I have spent my entire career in the channel. With 75% of world trade flowing through indirect channels according to the World Trade Organization, I’m always interested in seeing how businesses organize, manage, and execute their partner and alliance programs.

We know that B2B marketers have been working to break down silos for years to drive a consistent omnichannel customer experience. One silo that remains resilient is that of the channel or alliance partner ecosystem. Companies across all industries have traditionally built a standalone channel organization that owns the indirect go-to-market strategy and, in many cases, employs its own sales, marketing, operations, and finance personnel.

In the age of the customer, with line-of-business executives taking on a significant role in their own digital transformations, now is the time to finally break down the partner channel silo. This will ensure a consistent customer experience across all marketing and partner channels.
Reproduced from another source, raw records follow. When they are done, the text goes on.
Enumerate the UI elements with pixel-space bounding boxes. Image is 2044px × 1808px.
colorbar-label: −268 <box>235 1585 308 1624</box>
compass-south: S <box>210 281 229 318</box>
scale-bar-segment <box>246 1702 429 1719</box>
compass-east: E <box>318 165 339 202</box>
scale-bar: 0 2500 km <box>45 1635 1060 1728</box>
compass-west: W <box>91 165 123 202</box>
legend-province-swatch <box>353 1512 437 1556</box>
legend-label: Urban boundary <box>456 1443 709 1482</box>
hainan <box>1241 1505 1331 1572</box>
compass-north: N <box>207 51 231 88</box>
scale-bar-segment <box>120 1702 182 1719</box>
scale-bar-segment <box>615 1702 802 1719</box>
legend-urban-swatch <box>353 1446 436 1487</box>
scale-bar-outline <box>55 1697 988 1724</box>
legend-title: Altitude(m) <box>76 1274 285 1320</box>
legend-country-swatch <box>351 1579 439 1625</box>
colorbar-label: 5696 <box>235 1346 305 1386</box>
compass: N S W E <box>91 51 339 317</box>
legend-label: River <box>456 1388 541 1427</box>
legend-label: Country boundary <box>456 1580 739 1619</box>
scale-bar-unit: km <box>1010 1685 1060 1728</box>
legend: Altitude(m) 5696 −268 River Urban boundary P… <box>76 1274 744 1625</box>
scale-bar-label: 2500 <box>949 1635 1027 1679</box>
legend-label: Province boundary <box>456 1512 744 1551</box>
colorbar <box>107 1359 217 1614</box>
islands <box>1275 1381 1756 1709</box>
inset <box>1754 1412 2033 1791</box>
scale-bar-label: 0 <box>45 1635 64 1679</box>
Forrester’s Q1 2017 International B2B Marketing Panel Online Survey revealed that more than half of marketers don’t have responsibility for channel partner marketing. In fact, the survey found that only 43% of channel marketers report into the marketing department.

For B2B marketers who have responsibility for the channel marketing function, the most important things they focus on are channel sales enablement, through-channel marketing automation, and market-development-funds utilization. On the other end of the scale, web content syndication and marketing concierge support rank the least important.

A robust channel program can have dozens of components including recruitment, development, and acceleration tools. B2B marketers need to ensure that the same customer experience strategy extends from the direct sales to the indirect sales organization. Leveraging a mix of partner incentives, training, sales, and marketing enablement can amplify the brand in a predictable and consistent way. The survey reported that only 14% of marketers had a formal program for curating content from partners.

The biggest reported challenges in the survey are:

  1. Providing competitive differentiation to partners. As attention spans decrease, traditional techniques such as battle cards and online education need to be replaced with snackable content on social media platforms.
  2. Getting buyer insights. Selling through a third party makes analyzing the sales funnel difficult. Tools such as deal registration and finders fees can generate top-of-funnel activity, but motivating partners to progress the deals in a measurable way is problematic. Limited tools exist that measure the partners’ impact (good or bad) on converting leads and winning business.
  3. Rules of engagement. Most businesses start as direct sales organizations, and the power base may skew in that direction in the long term. Partners expect a predictable, consistent set of guidelines to avoid channel conflict and will leave a vendor if they think that they have been unfairly treated.
  4. Price transparency. The multitiered partner channel can be complex with distributors, wholesalers, and different categories of partners all competing in the same marketplace. Ensuring that direct and indirect channels have parity in pricing is difficult to manage due to the multitude of routes and different geographic regulations pertaining to third-party pricing.

However, the survey respondents felt good about sharing their product catalog with different types of partners as well as managing the disintermediation that can occur with their own eCommerce or direct sales tactics.

With customers increasingly using the web to research and build solutions via self-service tools, indirect sales channels must ultimately be in lockstep with the B2B marketing team to deliver a consistent message and win more business together.